A través del nuevo sistema electoral, la intención de Sáenz Peña era que en el país prevalecieran dos partidos, uno a cargo del gobierno y el otro a cargo de la oposición, en rotación pacífica entre ellos. Este régimen no era por otra parte caprichoso, puesto que apuntaba a reflejar en los colegios electorales y en los ámbitos legislativos una realidad subyacente: que el Partido Conservador del propio Sáenz Peña y la Unión Cívica Radical que había fundado Alem y continuaba Yrigoyen, competían en ese entonces por las preferencias de los argentinos.

Si hubiéramos continuado esta tendencia, una Argentina de conservadores y radicales sería todavía hoy como los Estados Unidos de demócratas y republicanos, como el Reino Unido de laboristas y conservadores, como la España de socialistas y populares, y como tantos otros países democráticos, una nación bipartidaria .

Pero esto no pudo ser por un vicio que aún no nos ha dejado: el vicio de la intolerancia . El golpe militar de 1930, que fue la caja de Pandora de nuestra discontinuidad democrática, proyectó el odio político entre los conservadores y los radicales. El nuevo bipartidisimo nacido en 1945, de peronistas y radicales, también bebió en la copa de la intolerancia. Como para un argentino no hubo nada peor que algún otro argentino tanto en 1930 como en 1945, el país se quedó sin el bipartidismo que hoy bendice a las democracias estables. La intención fundacional de Sáenz Peña hasta ahora no se ha cumplido.

2011

Si dos partidos que compitan entre ellos en medio de un clima tolerante son las columnas principales del templo democrático de nuestros días, ¿cuán lejos estamos hoy, todavía, del ideal que concibió Sáenz Peña hace casi un siglo?

Es difícil atribuirles este ideal a los Kirchner. Ellos se inscriben, más bien, en la fórmula chavista del personalismo. Pero su intención monopolizadora del poder, después de las derrotas ante el campo y en el Congreso, se halla hoy en franco retroceso. La trama central de la política argentina no deja de ser por eso menos acuciante. ¿Cómo haremos para intentar otra vez, más allá de los Kirchner, esa república bipartidaria y estable que hasta ahora no hemos conseguido?

Por lo pronto el peronismo, sin abandonar necesariamente su pretensión mayoritaria, tendría que dejar de ser un movimiento de límites imprecisos para volver a ser un partido institucionalmente organizado como lo fue en 1988, cuando celebró una elección interna ejemplar entre Menem y Cafiero. En 2003, al no poder organizar su vida interna, el peronismo dio lugar a tres candidatos presidenciales simultáneos, desordenando de cuajo nuestra vida partidaria. Hacia 2011, tendría que volver sobre sus pasos. En cuanto al radicalismo, con Cobos le ha surgido una nueva oportunidad. Ahora tiene un líder con potencial electoral. ¿Sabrá albergarlo en un fecundo clima de reconciliación interna?

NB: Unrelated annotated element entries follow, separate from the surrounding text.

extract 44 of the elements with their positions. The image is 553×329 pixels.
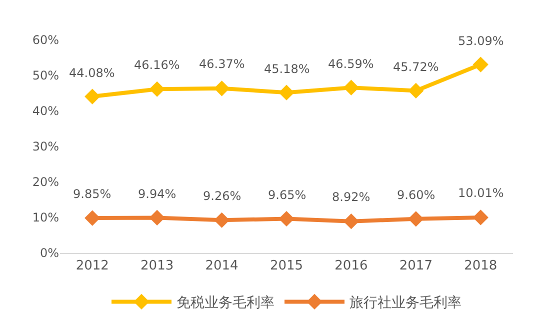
point [408,211,424,227]
data-label: 9.26% [203,189,242,203]
data-label: 9.65% [268,188,306,202]
y-tick-label: 50% [32,68,59,83]
point [149,210,165,226]
y-tick-label: 40% [32,104,59,118]
legend-label: 免税业务毛利率 [176,295,274,312]
data-label: 8.92% [332,190,370,204]
data-label: 46.37% [199,57,245,71]
y-tick-label: 60% [32,33,59,48]
point [149,81,165,97]
data-label: 10.01% [458,186,504,200]
point [84,210,100,226]
point [472,56,488,72]
point [343,214,360,230]
data-label: 9.94% [138,187,176,201]
data-label: 9.85% [73,187,112,201]
point [214,80,230,96]
legend-label: 旅行社业务毛利率 [350,295,462,312]
y-tick-label: 0% [40,246,59,260]
x-tick-label: 2016 [334,258,368,274]
data-label: 46.16% [134,58,180,72]
data-label: 53.09% [458,34,504,48]
x-tick-label: 2017 [399,258,432,274]
data-label: 45.18% [264,62,310,76]
x-tick-label: 2015 [270,258,304,274]
y-tick-label: 30% [32,140,59,154]
point [214,212,230,228]
point [84,88,100,104]
x-tick-label: 2014 [205,258,238,274]
point [278,210,294,227]
y-tick-label: 20% [32,175,59,190]
x-tick-label: 2012 [76,258,109,274]
point [408,82,424,98]
data-label: 46.59% [328,57,374,71]
x-tick-label: 2018 [464,258,498,274]
data-label: 45.72% [393,60,439,74]
point [343,80,360,96]
y-tick-label: 10% [32,210,59,225]
point [472,210,488,226]
x-tick-label: 2013 [140,258,174,274]
data-label: 9.60% [397,188,436,202]
point [278,84,294,100]
data-label: 44.08% [69,66,115,80]
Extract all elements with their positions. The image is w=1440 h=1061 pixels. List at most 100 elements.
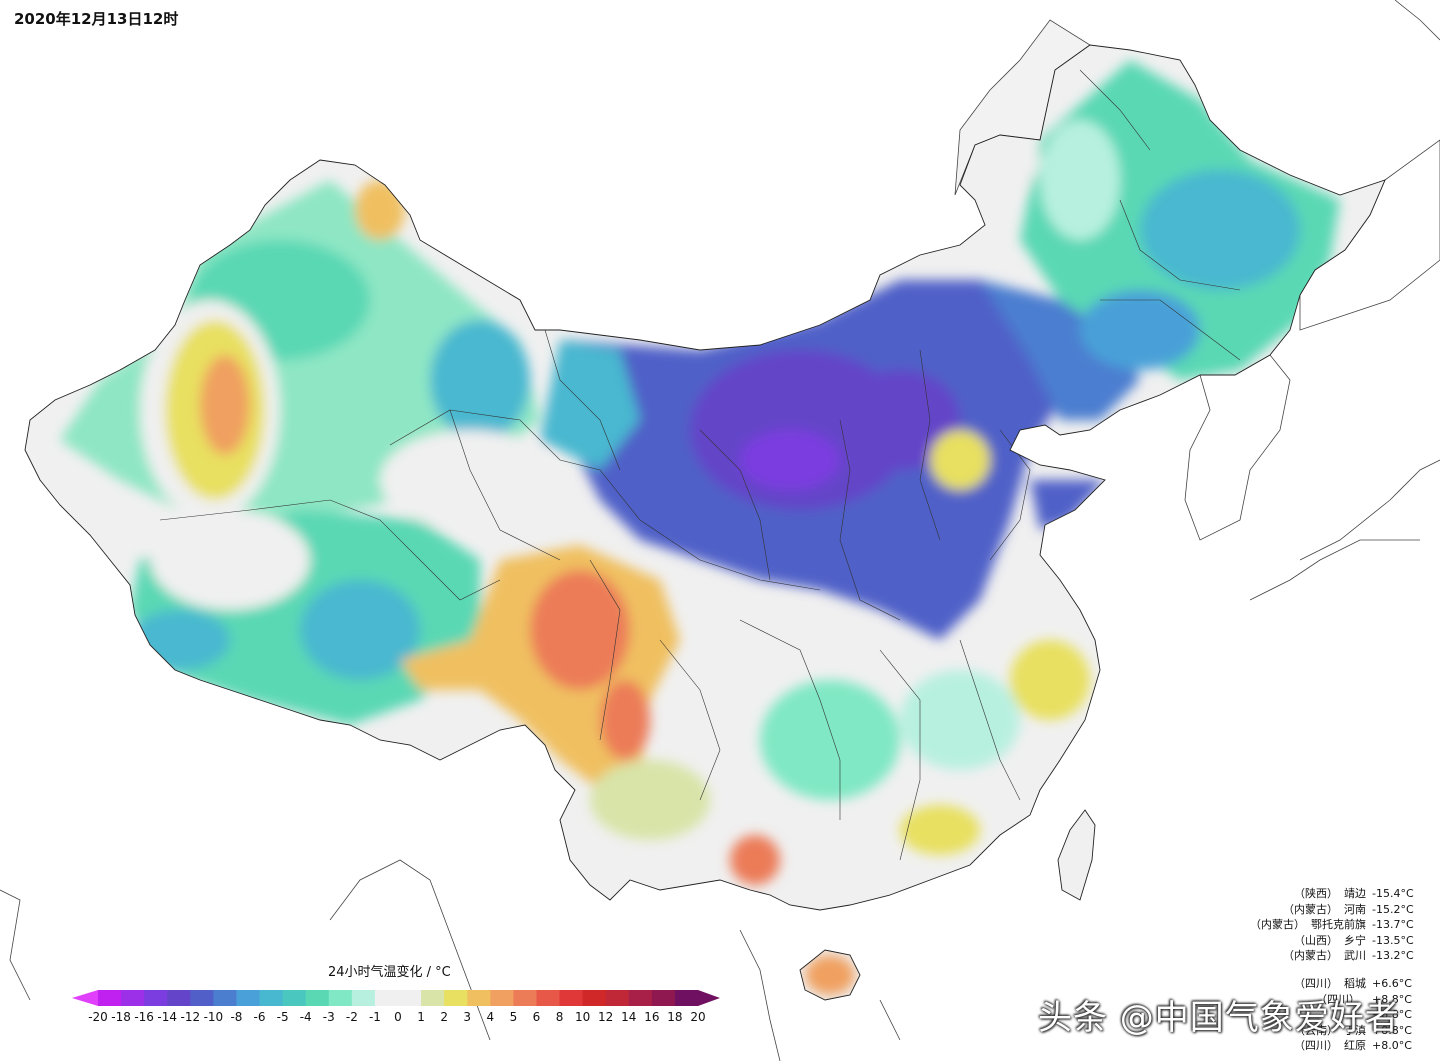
station-name: 河南 [1344,902,1366,916]
colorbar-tick-label: 12 [598,1010,613,1024]
colorbar-tick-label: 4 [486,1010,494,1024]
colorbar-swatch [98,990,122,1006]
station-value: +8.8°C [1372,992,1412,1006]
station-province: （云南） [1294,1023,1338,1037]
colorbar-swatch [236,990,261,1006]
colorbar-swatch [444,990,468,1006]
colorbar-tick-label: 14 [621,1010,636,1024]
station-value: -13.5°C [1372,933,1414,947]
colorbar-swatch [582,990,607,1006]
map-title: 2020年12月13日12时 [14,10,179,28]
station-name: 靖边 [1344,887,1366,900]
colorbar-tick-label: -2 [346,1010,358,1024]
colorbar-tick-label: -12 [181,1010,201,1024]
station-row: +8.8°C [1294,1007,1426,1023]
province-borders [159,69,1241,861]
station-value: -15.2°C [1372,902,1414,916]
colorbar-swatch [559,990,584,1006]
station-row: （内蒙古） 武川 -13.2°C [1250,948,1426,964]
colorbar-tick-label: -5 [277,1010,289,1024]
colorbar-swatch [305,990,330,1006]
colorbar-tick-label: -3 [323,1010,335,1024]
station-row: （四川） 红原 +8.0°C [1294,1038,1426,1054]
colorbar-swatch [513,990,537,1006]
colorbar-tick-label: 3 [463,1010,471,1024]
colorbar-swatch [328,990,353,1006]
colorbar-tick-label: 10 [575,1010,590,1024]
colorbar-tick-label: 0 [394,1010,402,1024]
station-value: -15.4°C [1372,887,1414,900]
colorbar-arrow-high [698,990,720,1006]
station-value: +6.6°C [1372,977,1412,990]
colorbar-tick-label: -14 [157,1010,177,1024]
colorbar-tick-label: 5 [510,1010,518,1024]
colorbar-swatch [398,990,422,1006]
station-name: 红原 [1344,1039,1366,1052]
colorbar-swatch [536,990,561,1006]
station-province: （山西） [1294,933,1338,947]
station-row: （山西） 乡宁 -13.5°C [1250,933,1426,949]
colorbar-swatch [190,990,214,1006]
station-name: 鄂托克前旗 [1311,918,1366,931]
station-row: （内蒙古） 鄂托克前旗 -13.7°C [1250,917,1426,933]
colorbar-swatch [674,990,699,1006]
station-province: （四川） [1316,992,1360,1006]
colorbar-swatch [490,990,514,1006]
colorbar-swatch [259,990,284,1006]
colorbar-swatch [605,990,630,1006]
colorbar-tick-label: -4 [300,1010,312,1024]
colorbar-tick-label: 16 [644,1010,659,1024]
station-value: +8.8°C [1372,1023,1412,1037]
station-row: （陕西） 靖边 -15.4°C [1250,886,1426,902]
station-name: 稻城 [1344,977,1366,990]
station-name: 武川 [1344,949,1366,962]
colorbar-tick-label: 1 [417,1010,425,1024]
station-value: +8.0°C [1372,1039,1412,1052]
colorbar-tick-label: 8 [556,1010,564,1024]
station-row: （四川） +8.8°C [1294,992,1426,1008]
colorbar-swatch [351,990,376,1006]
station-province: （四川） [1294,1039,1338,1052]
station-value: +8.8°C [1372,1008,1412,1021]
station-row: （四川） 稻城 +6.6°C [1294,976,1426,992]
watermark: 头条 @中国气象爱好者 [1038,998,1400,1038]
colorbar-swatch [467,990,491,1006]
colorbar-swatch [144,990,168,1006]
station-province: （陕西） [1294,887,1338,900]
colorbar-swatch [628,990,653,1006]
station-province: （内蒙古） [1283,902,1338,916]
colorbar-tick-label: 20 [690,1010,705,1024]
coldest-stations-list: （陕西） 靖边 -15.4°C （内蒙古） 河南 -15.2°C （内蒙古） 鄂托克前旗 -13… [1250,886,1426,964]
warmest-stations-list: （四川） 稻城 +6.6°C （四川） +8.8°C +8.8°C （云南） 丁滇 +8.8°C… [1294,976,1426,1054]
station-value: -13.7°C [1372,918,1414,931]
station-name: 丁滇 [1344,1023,1366,1037]
station-province: （内蒙古） [1250,918,1305,931]
station-province: （四川） [1294,977,1338,990]
colorbar-tick-label: -8 [230,1010,242,1024]
colorbar-tick-label: 2 [440,1010,448,1024]
colorbar-tick-label: 6 [533,1010,541,1024]
colorbar: -20 -18 -16 -14 -12 -10 -8 -6 -5 -4 -3 -2 -1 0 1 2 3 4 5 6 8… [72,990,720,1024]
colorbar-swatch [121,990,145,1006]
colorbar-tick-label: -10 [204,1010,224,1024]
station-province: （内蒙古） [1283,949,1338,962]
colorbar-swatch [421,990,445,1006]
colorbar-swatch [282,990,307,1006]
colorbar-arrow-low [72,990,98,1006]
colorbar-tick-label: -1 [369,1010,381,1024]
colorbar-swatch [374,990,399,1006]
station-row: （云南） 丁滇 +8.8°C [1294,1023,1426,1039]
colorbar-swatch [167,990,191,1006]
colorbar-tick-label: -20 [88,1010,108,1024]
china-outline [24,44,1386,1001]
colorbar-swatch [213,990,237,1006]
colorbar-title: 24小时气温变化 / °C [328,965,451,980]
colorbar-swatch [651,990,676,1006]
colorbar-tick-label: -6 [254,1010,266,1024]
station-name: 乡宁 [1344,933,1366,947]
colorbar-tick-label: -18 [111,1010,131,1024]
colorbar-tick-label: 18 [667,1010,682,1024]
colorbar-tick-label: -16 [134,1010,154,1024]
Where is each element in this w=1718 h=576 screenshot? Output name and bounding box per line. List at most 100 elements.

Si el peronismo y el radicalismo se reordenaran como partidos institucionales de intensa vida interna, cabría preguntarse todavía por el lugar que deberían ocupar en el nuevo esquema democrático esas fuerzas vigorosas que han llegado a ser la Coalición Cívica, el Pro que predomina en la Capital y el socialismo que prevalece en Santa Fe. La suma de cinco partidos establecidos y competitivos sería finalmente excesiva en dirección del bipartidismo, pero el camino hacia la simplificación que anhelamos no será instantáneo. Habrá todavía un proceso incierto, engorroso, de luchas internas y de alianzas externas en busca de la nueva conformación política de la cual deberían surgir los liderazgos nacionales de los próximos años. Pero el premio, si lo conseguimos, valdrá la pena. Una Argentina democrática reconstituida en su ordenamiento político podría proveernos en 2011 con esas columnas del templo democrático que aún no nos amparan.